The Tremolo system on this guitar is absolutely fantastic, it really is. I usually loathe guitars with floating trems because of all the extra hassle that comes along with them. However, these issues are non-existent with the JP. It does not have a double locking system or fiddly fine tuners and it works flawlessly!
You can really go to town with the trem bar because the JP has incredible tuning stability. It definitely puts Floyd Rose style systems to shame.
You’ve got your 3-way pickup selector, 3-way piezo selector, piezo volume and of course your standard volume and tone pots. To give even more tonal options the tone pot is push/pull.
The piezo selector switch allows for the piezo to be turned on or off, with the middle position having a blend of piezo and normal sounds.

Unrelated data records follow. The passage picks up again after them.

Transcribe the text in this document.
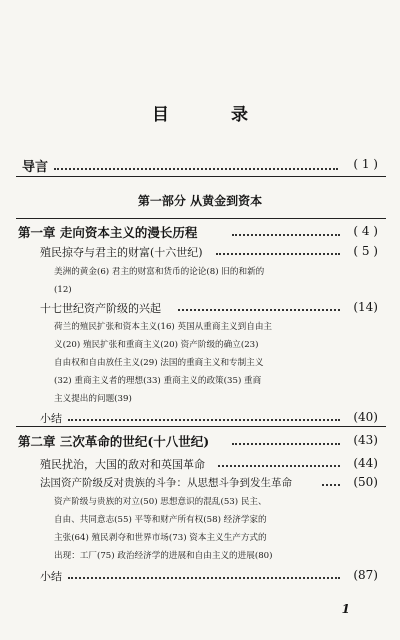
目 录
导言	( 1 )
第一部分 从黄金到资本
第一章 走向资本主义的漫长历程	( 4 )
殖民掠夺与君主的财富(十六世纪)	( 5 )
美洲的黄金(6) 君主的财富和货币的论论(8) 旧的和新的
(12)
十七世纪资产阶级的兴起	(14)
荷兰的殖民扩张和资本主义(16) 英国从重商主义到自由主
义(20) 殖民扩张和重商主义(20) 资产阶级的确立(23)
自由权和自由放任主义(29) 法国的重商主义和专制主义
(32) 重商主义者的理想(33) 重商主义的政策(35) 重商
主义提出的问题(39)
小结	(40)
第二章 三次革命的世纪(十八世纪)	(43)
殖民扰治，大国的敌对和英国革命	(44)
法国资产阶级反对贵族的斗争：从思想斗争到发生革命	(50)
资产阶级与贵族的对立(50) 思想意识的混乱(53) 民主、
自由、共同意志(55) 平等和财产所有权(58) 经济学家的
主张(64) 殖民剥夺和世界市场(73) 资本主义生产方式的
出现：工厂(75) 政治经济学的进展和自由主义的进展(80)
小结	(87)
1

This really is a guitar that can give you almost any sound you could ask for. The fine tuners for the piezo are located on the rear of the body where you can adjust bass, treble and the mix via the use of a screwdriver.
Everything here just feels well built – it really is one smooth operating son of a bitch.
There aren’t any, honestly. I adore this guitar and I hope never to be in a position where I need to sell it.
If there was something I had to lament about it would be the price. Left handed MusicMan guitars are next to impossible to find in the UK and so it cost me a small fortune to import this bad boy. I almost had a heart attack when the Duty bill showed up! However, in saying that it would have cost me even more if I’d bought it in the UK. MusicMan produced these for one month in 2009 and god knows how many lefties there are… 1 or 2? I feel a lot of pressure to keep it in mint condition!
Buy one! If you want a high-end guitar that is super versatile look no further my friend.
Unless you offer me an obscene sum of money you’re probably never going to own a lefty BFR Dargie Delight 2. Unless of course MusicMan do another run, in which case I will be the first to let you know! Luckily there are plenty of good lefty BFRs to be had and if you can’t afford one of those, the standard models are a decent alternative.
As a side note the MusicMan Community is one of the best around to become a part of. The forums at the MM website are full of some of the friendliest people you will ever meet, all of whom are completely fanatical about their guitars. What sets the MusicMan forum apart from any other brand is that Sterling Ball himself regularly posts! In fact the JP model is available left handed as a result of a forum user bugging Mr Ball to make them until he eventually gave in!